What’s the performance impact?

Running anything with a greenback portal available incurs some slowdown, and actually using await_() incurs some more. The slowdown is not extreme.

The slowdown due to greenback is mostly proportional to the number of times you yield to the event loop with a portal active, as well as the number of portal creations and await_() calls you perform. You can run the microbenchmark.py script from the Git repository to see the numbers on your machine. On a 2023 MacBook Pro (ARM64), with CPython 3.12, greenlet 3.0.3, and Trio 0.24.0, I get:

  • Baseline: The simplest possible async operation is what Trio calls a checkpoint: yield to the event loop and ask to immediately be rescheduled again. This takes about 13.6 microseconds on Trio and 12.9 microseconds on asyncio. (asyncio is able to take advantage of some C acceleration here.)

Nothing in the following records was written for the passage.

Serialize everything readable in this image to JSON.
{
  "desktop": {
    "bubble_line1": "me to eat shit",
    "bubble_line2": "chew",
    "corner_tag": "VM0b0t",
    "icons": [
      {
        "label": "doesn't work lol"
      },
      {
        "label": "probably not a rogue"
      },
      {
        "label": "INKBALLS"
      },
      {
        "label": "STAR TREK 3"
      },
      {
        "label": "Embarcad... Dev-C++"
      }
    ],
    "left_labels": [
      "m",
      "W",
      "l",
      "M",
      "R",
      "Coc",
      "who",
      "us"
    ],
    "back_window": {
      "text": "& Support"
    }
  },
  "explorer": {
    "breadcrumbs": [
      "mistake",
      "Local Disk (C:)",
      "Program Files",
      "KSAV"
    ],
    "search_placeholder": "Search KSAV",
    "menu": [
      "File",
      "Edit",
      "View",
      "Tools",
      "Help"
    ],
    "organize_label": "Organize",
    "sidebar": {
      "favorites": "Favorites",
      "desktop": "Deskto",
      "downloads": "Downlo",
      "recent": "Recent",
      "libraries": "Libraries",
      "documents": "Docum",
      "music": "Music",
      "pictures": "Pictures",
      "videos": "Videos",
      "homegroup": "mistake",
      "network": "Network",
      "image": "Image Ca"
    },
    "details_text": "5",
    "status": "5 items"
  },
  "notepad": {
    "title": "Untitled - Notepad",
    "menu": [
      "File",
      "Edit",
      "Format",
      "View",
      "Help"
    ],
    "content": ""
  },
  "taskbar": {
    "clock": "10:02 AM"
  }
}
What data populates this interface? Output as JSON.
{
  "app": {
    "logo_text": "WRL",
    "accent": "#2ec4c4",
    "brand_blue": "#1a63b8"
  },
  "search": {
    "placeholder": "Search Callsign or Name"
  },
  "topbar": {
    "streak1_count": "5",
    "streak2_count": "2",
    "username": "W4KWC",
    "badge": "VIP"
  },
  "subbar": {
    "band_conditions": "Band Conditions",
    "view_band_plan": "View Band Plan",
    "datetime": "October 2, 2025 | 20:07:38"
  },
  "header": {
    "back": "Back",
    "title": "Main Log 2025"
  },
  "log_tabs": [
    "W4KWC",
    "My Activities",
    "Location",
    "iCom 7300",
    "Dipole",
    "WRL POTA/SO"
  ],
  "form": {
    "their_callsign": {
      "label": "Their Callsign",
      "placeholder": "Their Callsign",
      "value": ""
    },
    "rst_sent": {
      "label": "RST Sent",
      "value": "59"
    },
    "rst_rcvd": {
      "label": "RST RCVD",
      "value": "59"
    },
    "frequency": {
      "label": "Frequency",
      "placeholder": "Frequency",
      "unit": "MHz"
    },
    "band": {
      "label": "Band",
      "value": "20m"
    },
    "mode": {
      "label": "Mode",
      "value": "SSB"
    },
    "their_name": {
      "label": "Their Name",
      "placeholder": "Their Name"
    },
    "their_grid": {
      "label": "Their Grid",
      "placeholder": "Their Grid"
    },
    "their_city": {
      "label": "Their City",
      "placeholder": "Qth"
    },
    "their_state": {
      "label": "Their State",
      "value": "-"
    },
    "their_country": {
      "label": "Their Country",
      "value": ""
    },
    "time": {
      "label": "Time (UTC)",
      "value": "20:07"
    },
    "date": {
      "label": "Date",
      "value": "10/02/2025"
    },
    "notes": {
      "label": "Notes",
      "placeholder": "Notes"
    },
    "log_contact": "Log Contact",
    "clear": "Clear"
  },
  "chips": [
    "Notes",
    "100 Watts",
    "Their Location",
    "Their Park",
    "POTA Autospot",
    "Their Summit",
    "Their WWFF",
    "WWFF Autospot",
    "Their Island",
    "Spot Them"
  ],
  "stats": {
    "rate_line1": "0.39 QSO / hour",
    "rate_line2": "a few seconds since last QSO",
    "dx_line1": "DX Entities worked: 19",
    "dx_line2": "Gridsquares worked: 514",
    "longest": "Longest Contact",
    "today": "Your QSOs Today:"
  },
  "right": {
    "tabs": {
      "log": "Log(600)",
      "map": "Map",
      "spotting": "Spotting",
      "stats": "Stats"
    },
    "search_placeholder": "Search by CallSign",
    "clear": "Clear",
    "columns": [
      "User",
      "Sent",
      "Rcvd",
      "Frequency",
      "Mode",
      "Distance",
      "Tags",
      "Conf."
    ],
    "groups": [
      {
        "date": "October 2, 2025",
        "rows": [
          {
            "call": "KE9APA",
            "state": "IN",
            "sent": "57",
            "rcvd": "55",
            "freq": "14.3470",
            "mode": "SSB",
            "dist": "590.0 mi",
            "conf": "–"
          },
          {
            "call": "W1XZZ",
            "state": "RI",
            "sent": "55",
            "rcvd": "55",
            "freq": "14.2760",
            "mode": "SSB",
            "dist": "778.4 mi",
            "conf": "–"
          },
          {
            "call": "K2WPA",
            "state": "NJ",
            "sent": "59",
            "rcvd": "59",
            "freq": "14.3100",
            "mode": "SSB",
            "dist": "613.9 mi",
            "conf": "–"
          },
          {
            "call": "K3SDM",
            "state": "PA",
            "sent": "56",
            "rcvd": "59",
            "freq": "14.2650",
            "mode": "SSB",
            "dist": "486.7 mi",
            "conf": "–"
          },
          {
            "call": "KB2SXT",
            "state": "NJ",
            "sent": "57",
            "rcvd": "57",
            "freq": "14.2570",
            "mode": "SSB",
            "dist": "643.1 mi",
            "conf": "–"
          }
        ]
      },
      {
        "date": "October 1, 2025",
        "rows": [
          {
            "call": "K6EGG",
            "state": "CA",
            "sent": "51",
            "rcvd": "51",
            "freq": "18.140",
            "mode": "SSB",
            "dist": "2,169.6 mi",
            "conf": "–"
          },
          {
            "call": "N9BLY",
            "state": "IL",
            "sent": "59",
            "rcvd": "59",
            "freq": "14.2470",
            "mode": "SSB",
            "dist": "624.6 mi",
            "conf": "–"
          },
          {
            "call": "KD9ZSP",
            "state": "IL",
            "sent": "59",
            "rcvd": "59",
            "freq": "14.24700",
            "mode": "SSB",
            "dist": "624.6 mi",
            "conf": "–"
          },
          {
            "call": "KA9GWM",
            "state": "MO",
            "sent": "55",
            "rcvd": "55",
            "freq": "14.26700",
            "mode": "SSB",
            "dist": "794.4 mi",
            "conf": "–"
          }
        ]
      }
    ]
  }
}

  • Adding the greenback portal, without making any await_() calls yet, adds about 1 microsecond per checkpoint.

  • Executing each of those checkpoints through a separate await_() adds about another 2 microseconds per await_(). (Surrounding the entire checkpoint loop in a single await_(), by contrast, has negligible impact.)

  • Creating a new portal for each of those await_(checkpoint()) invocations adds another 16 microseconds or so per portal creation. If you use with_portal_run_sync(), portal creation gets about 10 microseconds faster (so the portal is only adding about 6 microseconds of overhead).

Keep in mind that these are microbenchmarks: your actual program is probably not executing checkpoints in a tight loop! The more work you’re doing each time you’re scheduled, the less overhead greenback will entail.